(Bloomberg) -- Warner Bros Discovery Inc. aims to release two movies and two TV series a year tied to its DC Comics characters as it seeks to reinvigorate its superhero business under new management.

Peter Safran and James Gunn, who took over as co-chief executive officers of DC Studios in November, unveiled their plans for the company’s comic book franchises at a media event on Monday. Their lineup includes the animated show Creature Commandos, a new series for the HBO Max streaming platform, as well as Superman: Legacy, a picture that will be released in theaters in July 2025. 

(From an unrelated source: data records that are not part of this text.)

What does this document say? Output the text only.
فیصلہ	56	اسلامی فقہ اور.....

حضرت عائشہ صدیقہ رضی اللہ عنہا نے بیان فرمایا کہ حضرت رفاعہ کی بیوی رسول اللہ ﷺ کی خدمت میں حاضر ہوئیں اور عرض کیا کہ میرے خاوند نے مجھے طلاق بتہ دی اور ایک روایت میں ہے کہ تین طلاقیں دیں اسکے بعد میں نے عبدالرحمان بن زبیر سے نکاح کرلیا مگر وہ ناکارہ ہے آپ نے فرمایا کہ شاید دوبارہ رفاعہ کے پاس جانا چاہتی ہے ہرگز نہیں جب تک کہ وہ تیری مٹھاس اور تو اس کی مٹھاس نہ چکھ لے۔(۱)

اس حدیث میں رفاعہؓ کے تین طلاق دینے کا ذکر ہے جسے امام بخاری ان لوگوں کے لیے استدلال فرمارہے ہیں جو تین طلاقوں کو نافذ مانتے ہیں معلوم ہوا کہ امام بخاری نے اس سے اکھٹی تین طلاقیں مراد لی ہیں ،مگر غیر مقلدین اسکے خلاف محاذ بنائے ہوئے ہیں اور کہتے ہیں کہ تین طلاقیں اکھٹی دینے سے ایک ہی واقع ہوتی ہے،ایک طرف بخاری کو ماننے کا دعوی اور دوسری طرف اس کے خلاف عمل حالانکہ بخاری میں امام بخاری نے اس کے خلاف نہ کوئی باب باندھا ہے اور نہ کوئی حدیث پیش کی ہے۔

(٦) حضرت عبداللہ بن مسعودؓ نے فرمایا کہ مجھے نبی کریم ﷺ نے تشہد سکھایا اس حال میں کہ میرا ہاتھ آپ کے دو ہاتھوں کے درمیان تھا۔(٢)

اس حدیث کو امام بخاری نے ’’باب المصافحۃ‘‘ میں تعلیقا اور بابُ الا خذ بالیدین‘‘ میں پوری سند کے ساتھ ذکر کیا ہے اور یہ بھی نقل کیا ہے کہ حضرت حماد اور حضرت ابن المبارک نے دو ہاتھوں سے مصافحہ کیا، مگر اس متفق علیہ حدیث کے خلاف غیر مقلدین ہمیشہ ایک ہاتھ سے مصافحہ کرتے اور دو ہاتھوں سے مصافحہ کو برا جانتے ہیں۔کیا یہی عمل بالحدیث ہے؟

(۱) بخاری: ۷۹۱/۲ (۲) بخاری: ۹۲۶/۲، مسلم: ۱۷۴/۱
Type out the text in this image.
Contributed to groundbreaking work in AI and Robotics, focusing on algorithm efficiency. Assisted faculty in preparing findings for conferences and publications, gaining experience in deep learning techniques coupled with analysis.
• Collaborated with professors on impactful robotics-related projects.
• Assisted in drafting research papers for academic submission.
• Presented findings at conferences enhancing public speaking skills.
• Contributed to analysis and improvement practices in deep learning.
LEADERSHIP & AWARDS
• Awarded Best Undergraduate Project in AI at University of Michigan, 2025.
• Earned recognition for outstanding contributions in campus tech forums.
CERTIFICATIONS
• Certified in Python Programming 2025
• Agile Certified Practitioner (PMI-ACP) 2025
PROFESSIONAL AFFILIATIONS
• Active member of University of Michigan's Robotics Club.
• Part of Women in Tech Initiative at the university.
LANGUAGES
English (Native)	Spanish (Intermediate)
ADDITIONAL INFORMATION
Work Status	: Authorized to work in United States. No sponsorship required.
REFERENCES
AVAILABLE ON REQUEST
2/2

DC’s planned films between now and then include The Flash, Blue Beetle and sequels to Aquaman and Shazam!, which are all due to be released this year. They will help set up the Superman movie, Safran and Gunn said. A picture titled The Brave & The Bold will reintroduce Batman and Robin, while Supergirl will bring back that heroine. No dates were given for those projects.

The pair are looking to duplicate the phenomenal success of Walt Disney Co.’s Marvel Studios, which turned its stable of characters into the most successful franchise in Hollywood history by weaving together interlocking stories. DC’s efforts historically have lacked that cohesion, Gunn and Safran said.

“The history of DC was pretty messed up,” Gunn said. “They were just giving away IP like they were party favors to any creators who smiled at them. We’re going to promise that everything from our first project forward is going to be unified.”

DC Exceptions

DC will still allow projects that fall outside of its superhero road map if they’re of exceptional quality or “blatantly adult,” Gunn and Safran said. They pointed to The Batman, directed by Matt Reeves, and Joker, from Todd Phillips, as recent examples. 

The reset comes after a period of tumult for DC. Ezra Miller, the lead actor in The Flash, pleaded guilty to unlawful trespassing in a Vermont burglary case earlier in January, while confusion over the future of the franchise grew after Dwayne Johnson, who played antihero Black Adam in an eponymous film released in October, sought to bring back Henry Cavill as Superman so that the two characters could duel in future films. 

Safran and Gunn ultimately chose not to pursue sequels involving that storyline and cast. Gunn said there are no plans to recast Cavill in a superhero role.

Since the merger of WarnerMedia with Discovery Inc. closed last April, David Zaslav, the CEO of the combined company, has made elevating DC properties a priority, alongside cutting a pile of roughly $50 billion in debt. In August, he canceled the nearly finished Batgirl film, which had been made for HBO Max. Safran and Gunn, who produced or directed DC films including Aquaman and The Suicide Squad, report directly to Zaslav.

“We all know what kind of revenue successful films and television of this nature drives,” Safran said. “The stakes are massive for us and for Warner Bros Discovery.”